PPG Daljab 2018 tidak lama lagi akan dimulai. Kami para guru ditakdirkan untuk kembali mengenyam dunia kampus yang ditujukan untuk meningkatkan profesionalisme guru. 

Halaah kok jadi serius ini yah. Haha.. Jadi hari ini adalah hari terakhir saya di Tasikmalaya. Minimal 1,5 bulan ke depan saya akan berada di daerah Yogyakarta. Belum ada kepastian apakah kami juga akan menghabiskan masa PPL di Yogyakarta juga atau tidak. Kami berharap sih PPL tetap di sekolah masing-masing, jadi cukup 1,5 bulan saja kami meninggalkan daerah masing-masing.

Keadaan di sekolah yang sedang PTS mengharuskan kami meninggalkan sekolah dengan beban tugas pembuatan raport yang akan dibagikan ketika kami sedang di Yogyakarta. Saya merasakan bagaikan jiwa ini terbagi dua. Sebagian jiwa ada di daerah mempersiapkan yang akan ditinggalkan, sebagian lagi di lokasi PPG juga mempersiapkan kelengkapan dan tugas-tugas yang masih belum sempurna.

Kabar kelulusan yang baru diumumkan beberapa hari lalu memantapkan persiapan kami. Sebelumnya kami merasa setengah-setengah dalam mempersiapkan keberangkatan, karena boleh jadi setelah kami membeli tiket dan menyewa tempat kos ternyata malah tidak lulus, kan sakit juga. Akhirnya kami menunggu dalam ketidakpastian hingga akhirnya pengumuman kelulusan itu pun tiba.

Alhamdulillah dari kampus kami 100% lulus. Artinya kami akan bertemu dengan semua sahabat sekelas yang sebelumnya hanya berjumpa di dunia maya saja ketika berlangsungnya proses kuliah online yang kami sebut Daring itu. Ya, 3 bulan telah berlalu dan kami melaluinya dengan 12 modul yang setiap modulnya terdiri dari 4-5 kegiatan belajar, dan setiap kegiatan belajarnya terdiri dari beberapa materi utama dan penunjang. Sungguh Daring yang luar biasa, setiap modul paling sedikit ada 5 tugas dan 5 tes. Artinya setiap hari kami harus mengerjakan 1 tes dan 1 tugas. Itulah 3 bulan yang kami lewati dengan saling menguatkan di dunia maya. Dan kini saatnya kami akan berkumpul di dunia nyata.

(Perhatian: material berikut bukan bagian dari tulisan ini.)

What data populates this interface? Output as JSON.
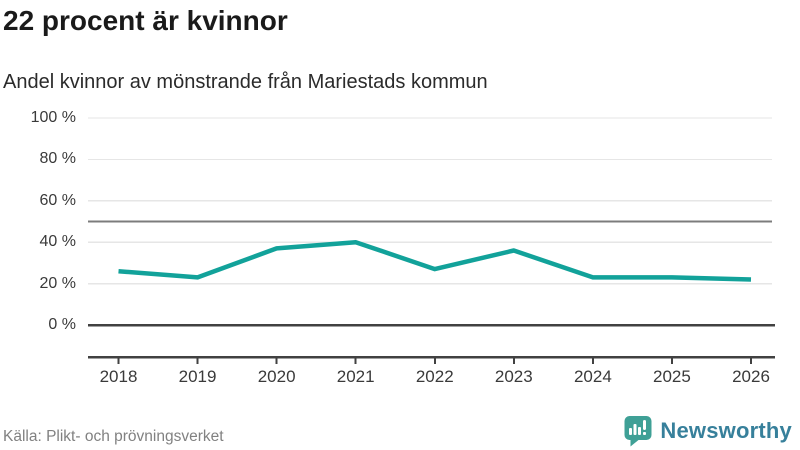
{
  "title": "22 procent är kvinnor",
  "subtitle": "Andel kvinnor av mönstrande från Mariestads kommun",
  "source": "Källa: Plikt- och prövningsverket",
  "branding": {
    "name": "Newsworthy",
    "icon": "newsworthy-speech-bubble-chart-icon",
    "icon_color": "#3fa096",
    "icon_glyph_color": "#ffffff",
    "text_color": "#37809b"
  },
  "colors": {
    "line": "#12a29a",
    "grid_light": "#e6e6e6",
    "reference_line": "#7c7c7c",
    "axis_dark": "#414141",
    "title_text": "#1a1a1a",
    "subtitle_text": "#2b2b2b",
    "tick_text": "#3a3a3a",
    "source_text": "#818181",
    "background": "#ffffff"
  },
  "chart_data": {
    "type": "line",
    "title": "22 procent är kvinnor",
    "subtitle": "Andel kvinnor av mönstrande från Mariestads kommun",
    "x": [
      2018,
      2019,
      2020,
      2021,
      2022,
      2023,
      2024,
      2025,
      2026
    ],
    "series": [
      {
        "name": "Andel kvinnor av mönstrande",
        "values": [
          26,
          23,
          37,
          40,
          27,
          36,
          23,
          23,
          22
        ]
      }
    ],
    "unit": "%",
    "ylim": [
      0,
      100
    ],
    "yticks": [
      0,
      20,
      40,
      60,
      80,
      100
    ],
    "ytick_format": "{v} %",
    "reference_line": 50,
    "grid": true,
    "legend": false,
    "xlabel": "",
    "ylabel": ""
  }
}
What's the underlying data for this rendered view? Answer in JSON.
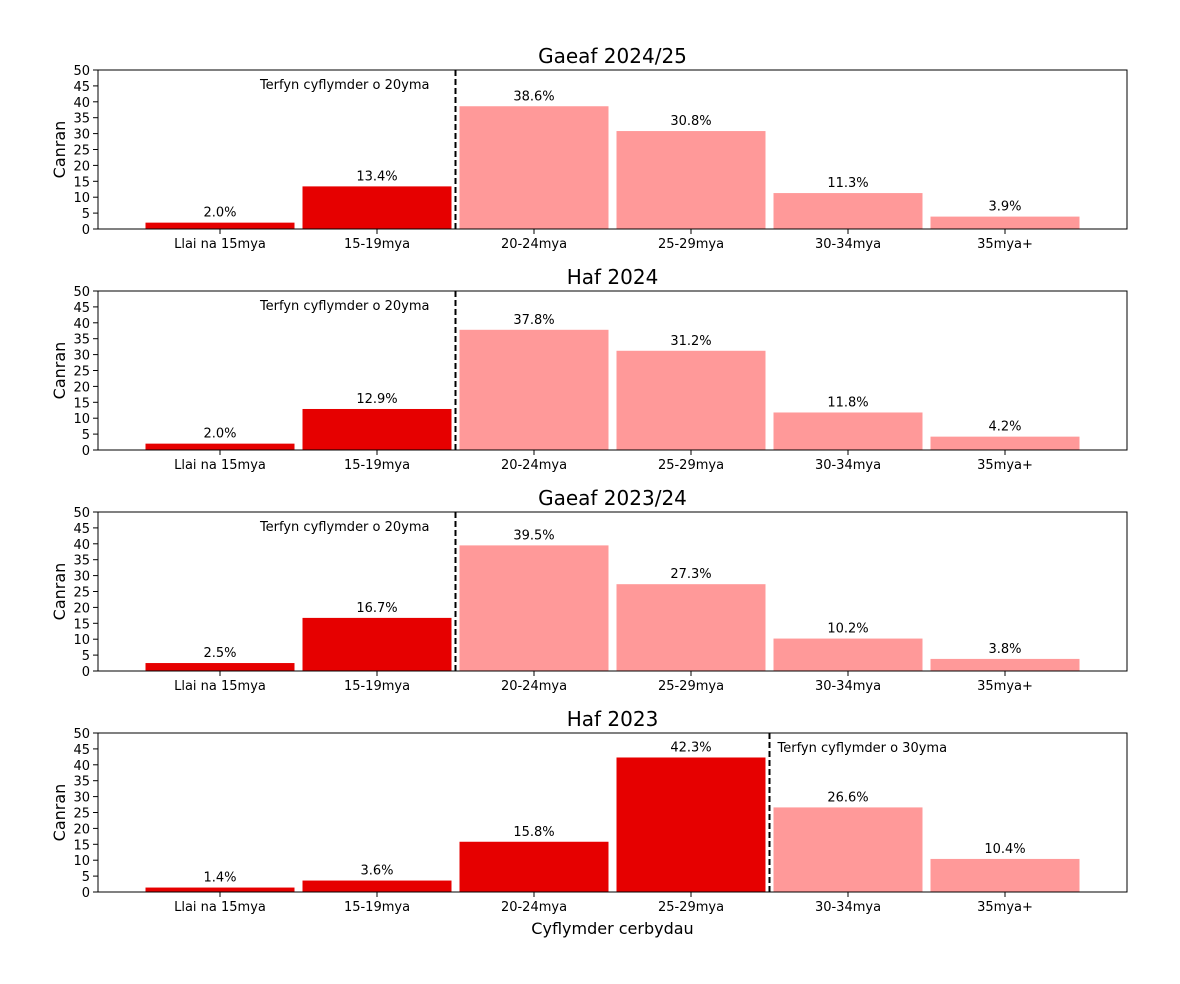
{
  "chart_data": [
    {
      "type": "bar",
      "title": "Gaeaf 2024/25",
      "ylabel": "Canran",
      "xlabel": "",
      "ylim": [
        0,
        50
      ],
      "yticks": [
        0,
        5,
        10,
        15,
        20,
        25,
        30,
        35,
        40,
        45,
        50
      ],
      "categories": [
        "Llai na 15mya",
        "15-19mya",
        "20-24mya",
        "25-29mya",
        "30-34mya",
        "35mya+"
      ],
      "values": [
        2.0,
        13.4,
        38.6,
        30.8,
        11.3,
        3.9
      ],
      "value_labels": [
        "2.0%",
        "13.4%",
        "38.6%",
        "30.8%",
        "11.3%",
        "3.9%"
      ],
      "limit_after_index": 1,
      "limit_label": "Terfyn cyflymder o 20yma",
      "limit_label_side": "left",
      "colors": {
        "below": "#e60000",
        "above": "#ff9999"
      }
    },
    {
      "type": "bar",
      "title": "Haf 2024",
      "ylabel": "Canran",
      "xlabel": "",
      "ylim": [
        0,
        50
      ],
      "yticks": [
        0,
        5,
        10,
        15,
        20,
        25,
        30,
        35,
        40,
        45,
        50
      ],
      "categories": [
        "Llai na 15mya",
        "15-19mya",
        "20-24mya",
        "25-29mya",
        "30-34mya",
        "35mya+"
      ],
      "values": [
        2.0,
        12.9,
        37.8,
        31.2,
        11.8,
        4.2
      ],
      "value_labels": [
        "2.0%",
        "12.9%",
        "37.8%",
        "31.2%",
        "11.8%",
        "4.2%"
      ],
      "limit_after_index": 1,
      "limit_label": "Terfyn cyflymder o 20yma",
      "limit_label_side": "left",
      "colors": {
        "below": "#e60000",
        "above": "#ff9999"
      }
    },
    {
      "type": "bar",
      "title": "Gaeaf 2023/24",
      "ylabel": "Canran",
      "xlabel": "",
      "ylim": [
        0,
        50
      ],
      "yticks": [
        0,
        5,
        10,
        15,
        20,
        25,
        30,
        35,
        40,
        45,
        50
      ],
      "categories": [
        "Llai na 15mya",
        "15-19mya",
        "20-24mya",
        "25-29mya",
        "30-34mya",
        "35mya+"
      ],
      "values": [
        2.5,
        16.7,
        39.5,
        27.3,
        10.2,
        3.8
      ],
      "value_labels": [
        "2.5%",
        "16.7%",
        "39.5%",
        "27.3%",
        "10.2%",
        "3.8%"
      ],
      "limit_after_index": 1,
      "limit_label": "Terfyn cyflymder o 20yma",
      "limit_label_side": "left",
      "colors": {
        "below": "#e60000",
        "above": "#ff9999"
      }
    },
    {
      "type": "bar",
      "title": "Haf 2023",
      "ylabel": "Canran",
      "xlabel": "Cyflymder cerbydau",
      "ylim": [
        0,
        50
      ],
      "yticks": [
        0,
        5,
        10,
        15,
        20,
        25,
        30,
        35,
        40,
        45,
        50
      ],
      "categories": [
        "Llai na 15mya",
        "15-19mya",
        "20-24mya",
        "25-29mya",
        "30-34mya",
        "35mya+"
      ],
      "values": [
        1.4,
        3.6,
        15.8,
        42.3,
        26.6,
        10.4
      ],
      "value_labels": [
        "1.4%",
        "3.6%",
        "15.8%",
        "42.3%",
        "26.6%",
        "10.4%"
      ],
      "limit_after_index": 3,
      "limit_label": "Terfyn cyflymder o 30yma",
      "limit_label_side": "right",
      "colors": {
        "below": "#e60000",
        "above": "#ff9999"
      }
    }
  ]
}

H-1 saya belum mempersiapkan perlengkapan yang akan dibawa, bahkan tiket pun belum saya beli. Tentu hal tersebut sudah saya perhitungkan. Banyak yang khawatir tidak kebagian tiket atau ada yang ketinggalan lah, tapi sekali lagi sudah diperhitungkan yah. Saya kan terlatih menjadi pemain mepet. Hehe.. Lagipula saat ini untuk membeli tiket kan tidak susah ngeceknya, banyak sarana untuk membeli tiket online kok. Tapi kalau tidak terbiasa sebaiknya jangan meniru mepet-mepet waktu yah. Kalau bisa disegerakan dan memang tidak ada yang ditunggu karena sudah pasti ya segera halalkan, maksudnya segerakan apa saja yang baik. Jangan dadakan seperti saya.

Kini harapan saya semoga ketika sudah di Yogyakarta akan mendapatkan hal yang lebih lebih baik daripada jika saya tidak mengikuti PPG Daljab ini. Do'akan saya dan guru-guru yang lain yah.